Contemporary Turkish calligraphy master Aydin Cayir will be in Atlanta this weekend. He will hold a small exhibition and a workshop on the Turkish Islamic calligraphy with Arabic and Latin scripts. Mr. Cayir will perform an art show while providing information about the history of calligraphy and its modern applications. The event will be on September 7, 2007 at 7:30 pm at the Istanbul Center. This is a free event and open to the public.
Calligraphy is an art form in which patience and attention to detail are more important than artistic talent. What distinguishes calligraphy from ordinary handwriting is, quite simply, aesthetics. It is a “spiritual technique” that beaches out with grace and elegance to engage the eve, mind and soul. It was the Ottoman Turks who produced and perfected several varieties of this type of script. All the various branches of the art of calligraphy, an art greatly loved and respected by the Ottoman Turks, flourished particularly in the city of Istanbul and it was in Istanbul that the finest and most mature works were produced.
Aydin Cayir was born in Istanbul and graduated from the School of Divinity at the Marmara University. Cayir was interested in the art of classical calligraphy since his high school years and later on, this interest grew in him to include the Latin calligraphy. He has displayed his art and held exhibitions in Germany, Switzerland, Singapore, Japan, Romania and the United States. He founded his graphics design company in 1998. He was recently in the US for a project of Walt Disney World- EPCOT. He will also hold an exhibition at the 5th Atlanta Turkish Festival on September 9, 2007 which will include several Turkish art exhibitions, folk dances, concerts and take place at the Piedmont Park from 1:00 to 6:00 pm.
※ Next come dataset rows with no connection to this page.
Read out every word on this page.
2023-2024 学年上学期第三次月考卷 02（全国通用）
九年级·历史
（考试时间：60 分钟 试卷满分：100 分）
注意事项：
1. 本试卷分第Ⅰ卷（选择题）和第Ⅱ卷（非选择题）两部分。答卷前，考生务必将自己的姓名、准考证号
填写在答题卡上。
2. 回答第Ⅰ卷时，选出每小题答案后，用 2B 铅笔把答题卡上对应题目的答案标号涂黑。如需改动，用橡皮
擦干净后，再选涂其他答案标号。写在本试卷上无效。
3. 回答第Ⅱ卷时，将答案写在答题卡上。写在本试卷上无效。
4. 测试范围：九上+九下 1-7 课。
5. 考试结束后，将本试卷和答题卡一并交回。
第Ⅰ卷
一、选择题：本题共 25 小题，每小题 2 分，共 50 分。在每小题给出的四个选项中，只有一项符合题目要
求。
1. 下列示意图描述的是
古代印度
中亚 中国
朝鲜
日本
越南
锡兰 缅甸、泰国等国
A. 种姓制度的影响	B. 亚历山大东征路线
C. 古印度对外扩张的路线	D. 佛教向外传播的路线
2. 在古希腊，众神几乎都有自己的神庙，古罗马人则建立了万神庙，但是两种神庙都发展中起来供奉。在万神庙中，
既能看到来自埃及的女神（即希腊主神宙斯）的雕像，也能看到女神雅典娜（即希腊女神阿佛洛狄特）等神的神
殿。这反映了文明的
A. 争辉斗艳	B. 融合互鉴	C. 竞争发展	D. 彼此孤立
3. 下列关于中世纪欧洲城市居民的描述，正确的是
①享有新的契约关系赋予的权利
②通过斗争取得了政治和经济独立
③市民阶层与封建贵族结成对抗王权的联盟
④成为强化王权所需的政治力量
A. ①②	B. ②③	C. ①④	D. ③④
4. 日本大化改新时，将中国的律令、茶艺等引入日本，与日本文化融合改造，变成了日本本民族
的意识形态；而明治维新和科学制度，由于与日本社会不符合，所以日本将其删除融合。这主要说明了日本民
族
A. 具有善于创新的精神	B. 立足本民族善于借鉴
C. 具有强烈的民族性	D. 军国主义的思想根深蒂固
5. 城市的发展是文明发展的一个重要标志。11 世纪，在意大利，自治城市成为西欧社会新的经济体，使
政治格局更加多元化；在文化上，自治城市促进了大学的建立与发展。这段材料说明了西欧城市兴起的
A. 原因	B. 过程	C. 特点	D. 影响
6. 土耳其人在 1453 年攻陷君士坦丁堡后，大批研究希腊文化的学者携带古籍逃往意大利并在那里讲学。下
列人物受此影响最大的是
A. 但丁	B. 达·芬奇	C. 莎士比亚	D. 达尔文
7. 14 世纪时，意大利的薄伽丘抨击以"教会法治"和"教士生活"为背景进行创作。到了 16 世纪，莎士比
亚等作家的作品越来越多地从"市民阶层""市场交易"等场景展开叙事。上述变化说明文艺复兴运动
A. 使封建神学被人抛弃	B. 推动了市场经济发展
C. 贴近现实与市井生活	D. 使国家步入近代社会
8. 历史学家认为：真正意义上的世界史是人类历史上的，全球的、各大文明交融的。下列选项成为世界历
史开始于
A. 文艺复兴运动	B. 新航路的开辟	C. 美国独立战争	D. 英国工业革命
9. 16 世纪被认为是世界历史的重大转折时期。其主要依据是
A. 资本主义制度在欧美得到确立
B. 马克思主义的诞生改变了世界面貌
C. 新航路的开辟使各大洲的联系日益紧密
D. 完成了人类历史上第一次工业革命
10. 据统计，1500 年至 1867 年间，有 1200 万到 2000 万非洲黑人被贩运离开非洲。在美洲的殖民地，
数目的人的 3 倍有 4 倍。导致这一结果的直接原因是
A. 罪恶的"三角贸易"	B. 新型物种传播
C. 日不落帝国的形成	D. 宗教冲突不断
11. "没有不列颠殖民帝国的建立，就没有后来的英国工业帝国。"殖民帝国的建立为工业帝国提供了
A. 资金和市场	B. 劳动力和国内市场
Istanbul Center for Culture and Dialogue
6760 Jimmy Carter Blvd Suite 110
Norcross, GA 30071
www.istanbulcenter.org
Phone: (678) 990-1717
2 comments:
Last night I attended the Aydin Cayir calligraphy demonstration at the Istanbul Center. The event started with a thorough overview of the six major styles of calligraphic writing practiced in Turkey. He described in Turkish everything to great detail and had obviously "done his homework". However the translator was not as complete leaving much unsaid. It was a lost in translation moment...
The second part of the evening was the actual demonstration of Mr. Cayir's calligraphy which left me floored. He asked us to write our names on a page which he in turn re-wrote using the techniques he showed us in the lecture. The end result was astonishing, our names in a tight beautifully composed text with embellishments and gorgeuos lines. The effort was made more amazing by the fact he "improvised" each name and knew not where the thing would go once he started. This was my favorite part of the evening.
Equally as interesting was learning of Islamic rules in calligraphy. Each letter, font style, and artwork content had its own set of rules. Each letter had a scale it must be written in with an exception on the horizontal marking, allowing them to continue for any length the hand could endure. Since drawing graven images is outlawed, using calligraphy, while still adhereing to the calligraphic set of rules, produced amazing pieces of work that resembled images using words and phrases to form them.
This was an great evening and the Istanbul Center Hosts were so hospitable. I will be going back for future events.
Chantelle and I went to this event last night, and it was amazing. His hand is so controlled, and he is such a master of this discipline. The demonstration was mind-blowing, especially since we've been trying to do hand-lettering for weeks now.
It raised some questions for me, though. I speak Hindi, and a lot of words are the same in Arabic and Hindi, because of proximity. He was speaking in Turkish, but I could make out a few words. One that I distinctly heard was "serif." Is there a definitive etymology of the term? On Wikipedia, it says the term comes from Dutch, but a google search for "Turkish Serif" yields hundreds of results, many concerning actual calligraphy...
I was wondering if you knew anything about this, Liz.